3.3. (non-parametric) Wilcoxon rank sum test

• H0: the distribution locations of the credit amounts in both male and female groups of German citizens are same

  H1: the distribution locations of the credit amounts in both male and female groups of German citizens aren’t same

wilcox.test(credit_DE130_short$Credit.amount ~ credit_DE130_short$Gender,
            correct = FALSE,
            exact = FALSE,
            alternative = 'two.sided')

## 
##  Wilcoxon rank sum test
## 
## data:  credit_DE130_short$Credit.amount by credit_DE130_short$Gender
## W = 2087.5, p-value = 0.147
## alternative hypothesis: true location shift is not equal to 0

According to p-value from the test, we fail to reject H0 at p=0.147. Therefore the distribution locations of the credit amount in both male and female groups of German citizens are same

4. Effect size

library(effectsize)

## 
## Attaching package: 'effectsize'

## The following objects are masked from 'package:rstatix':
## 
##     cohens_d, eta_squared

## The following object is masked from 'package:psych':
## 
##     phi

effectsize(wilcox.test(credit_DE130_short$Credit.amount ~ credit_DE130_short$Gender,
                       correct = FALSE,
                       exact = FALSE,
                       alternative = 'two.sided'))

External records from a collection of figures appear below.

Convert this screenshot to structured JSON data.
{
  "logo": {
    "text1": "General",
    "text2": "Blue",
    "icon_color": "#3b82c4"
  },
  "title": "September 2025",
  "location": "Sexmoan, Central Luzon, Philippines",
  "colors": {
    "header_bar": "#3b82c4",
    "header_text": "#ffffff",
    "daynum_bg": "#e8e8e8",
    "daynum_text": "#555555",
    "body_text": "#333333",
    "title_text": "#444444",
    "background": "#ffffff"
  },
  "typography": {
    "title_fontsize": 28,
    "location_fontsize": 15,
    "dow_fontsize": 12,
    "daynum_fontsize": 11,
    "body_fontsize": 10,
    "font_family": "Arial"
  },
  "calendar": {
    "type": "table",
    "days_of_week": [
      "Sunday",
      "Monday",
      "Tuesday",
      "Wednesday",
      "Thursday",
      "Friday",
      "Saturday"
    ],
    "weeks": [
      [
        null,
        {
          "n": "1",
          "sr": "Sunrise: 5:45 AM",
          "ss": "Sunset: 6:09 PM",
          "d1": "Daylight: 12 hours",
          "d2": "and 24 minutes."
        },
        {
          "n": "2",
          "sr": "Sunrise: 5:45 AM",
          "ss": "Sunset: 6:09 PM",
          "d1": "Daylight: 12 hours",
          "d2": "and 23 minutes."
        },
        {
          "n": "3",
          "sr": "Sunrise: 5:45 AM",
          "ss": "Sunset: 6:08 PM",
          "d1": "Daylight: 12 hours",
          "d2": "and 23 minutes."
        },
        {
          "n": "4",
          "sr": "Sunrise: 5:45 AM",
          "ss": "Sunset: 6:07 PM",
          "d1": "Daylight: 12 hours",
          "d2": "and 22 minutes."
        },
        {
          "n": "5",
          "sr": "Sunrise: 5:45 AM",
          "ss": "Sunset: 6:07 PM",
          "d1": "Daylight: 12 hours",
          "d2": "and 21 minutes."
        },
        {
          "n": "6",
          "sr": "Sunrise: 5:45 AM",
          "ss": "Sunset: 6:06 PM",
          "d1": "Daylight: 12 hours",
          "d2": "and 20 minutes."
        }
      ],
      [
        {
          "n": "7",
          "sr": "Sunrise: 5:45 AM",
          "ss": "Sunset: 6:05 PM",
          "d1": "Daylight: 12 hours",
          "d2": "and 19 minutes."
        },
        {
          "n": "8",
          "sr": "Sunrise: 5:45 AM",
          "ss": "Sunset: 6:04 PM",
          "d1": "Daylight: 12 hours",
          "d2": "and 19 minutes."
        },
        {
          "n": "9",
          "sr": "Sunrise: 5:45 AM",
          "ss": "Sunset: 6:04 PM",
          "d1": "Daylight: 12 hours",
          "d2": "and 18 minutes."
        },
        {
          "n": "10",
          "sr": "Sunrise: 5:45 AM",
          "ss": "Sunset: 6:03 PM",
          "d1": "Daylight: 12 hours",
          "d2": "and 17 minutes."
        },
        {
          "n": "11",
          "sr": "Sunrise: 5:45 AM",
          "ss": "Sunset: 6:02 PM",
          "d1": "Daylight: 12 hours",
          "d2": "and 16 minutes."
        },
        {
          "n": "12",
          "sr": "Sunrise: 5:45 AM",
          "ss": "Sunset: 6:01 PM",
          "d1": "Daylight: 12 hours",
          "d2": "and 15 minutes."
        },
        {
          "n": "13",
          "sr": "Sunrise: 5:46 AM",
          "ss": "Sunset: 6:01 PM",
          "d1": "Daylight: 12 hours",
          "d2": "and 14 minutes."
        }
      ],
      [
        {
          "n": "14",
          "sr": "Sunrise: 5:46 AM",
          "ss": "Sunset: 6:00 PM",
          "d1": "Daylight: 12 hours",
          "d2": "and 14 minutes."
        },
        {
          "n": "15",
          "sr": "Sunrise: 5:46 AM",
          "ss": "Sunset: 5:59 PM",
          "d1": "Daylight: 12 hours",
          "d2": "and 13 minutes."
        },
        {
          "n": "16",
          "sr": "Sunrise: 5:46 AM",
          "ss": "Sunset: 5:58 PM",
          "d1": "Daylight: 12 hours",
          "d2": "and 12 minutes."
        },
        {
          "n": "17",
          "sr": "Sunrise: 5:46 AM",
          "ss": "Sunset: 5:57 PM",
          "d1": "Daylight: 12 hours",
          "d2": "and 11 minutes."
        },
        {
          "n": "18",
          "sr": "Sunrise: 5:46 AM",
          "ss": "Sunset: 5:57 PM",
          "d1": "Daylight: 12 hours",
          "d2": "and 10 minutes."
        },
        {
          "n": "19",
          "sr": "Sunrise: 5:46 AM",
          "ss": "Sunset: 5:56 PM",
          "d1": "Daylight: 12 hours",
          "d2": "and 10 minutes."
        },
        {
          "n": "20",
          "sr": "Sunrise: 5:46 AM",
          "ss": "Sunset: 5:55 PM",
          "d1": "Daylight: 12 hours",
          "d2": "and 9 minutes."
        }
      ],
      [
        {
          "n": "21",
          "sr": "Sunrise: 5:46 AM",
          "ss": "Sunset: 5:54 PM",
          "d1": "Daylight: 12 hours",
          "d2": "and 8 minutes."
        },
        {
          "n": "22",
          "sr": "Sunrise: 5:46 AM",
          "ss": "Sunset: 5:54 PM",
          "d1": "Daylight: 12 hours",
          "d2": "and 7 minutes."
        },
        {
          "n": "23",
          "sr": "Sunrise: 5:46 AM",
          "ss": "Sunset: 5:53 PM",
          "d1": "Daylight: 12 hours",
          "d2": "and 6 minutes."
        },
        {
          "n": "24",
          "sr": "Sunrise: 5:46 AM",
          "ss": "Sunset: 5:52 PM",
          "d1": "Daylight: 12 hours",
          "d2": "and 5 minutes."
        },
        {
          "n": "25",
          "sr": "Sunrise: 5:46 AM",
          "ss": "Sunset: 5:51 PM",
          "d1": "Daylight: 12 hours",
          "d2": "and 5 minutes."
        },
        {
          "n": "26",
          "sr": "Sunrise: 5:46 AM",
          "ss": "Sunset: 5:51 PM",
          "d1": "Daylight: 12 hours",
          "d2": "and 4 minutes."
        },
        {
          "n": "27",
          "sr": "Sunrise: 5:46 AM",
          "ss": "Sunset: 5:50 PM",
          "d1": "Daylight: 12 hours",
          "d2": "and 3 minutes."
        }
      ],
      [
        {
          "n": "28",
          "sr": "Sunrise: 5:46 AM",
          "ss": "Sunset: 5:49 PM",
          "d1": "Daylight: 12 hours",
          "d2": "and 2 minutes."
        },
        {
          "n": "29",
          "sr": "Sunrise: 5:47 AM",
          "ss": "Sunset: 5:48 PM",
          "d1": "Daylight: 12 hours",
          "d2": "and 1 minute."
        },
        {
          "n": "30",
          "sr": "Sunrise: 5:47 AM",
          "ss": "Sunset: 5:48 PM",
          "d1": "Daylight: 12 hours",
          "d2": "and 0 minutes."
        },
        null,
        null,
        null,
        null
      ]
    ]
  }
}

## r (rank biserial) |        95% CI
## ---------------------------------
## 0.16              | [-0.05, 0.36]

The ‘r’ value tells us, that the difference between the distribution locations is ‘small’.

5. Conclussions

For explanation of the results, it can be interpreted, that the credit amounts taken by male and female citizens in Germany are equal, except small difference.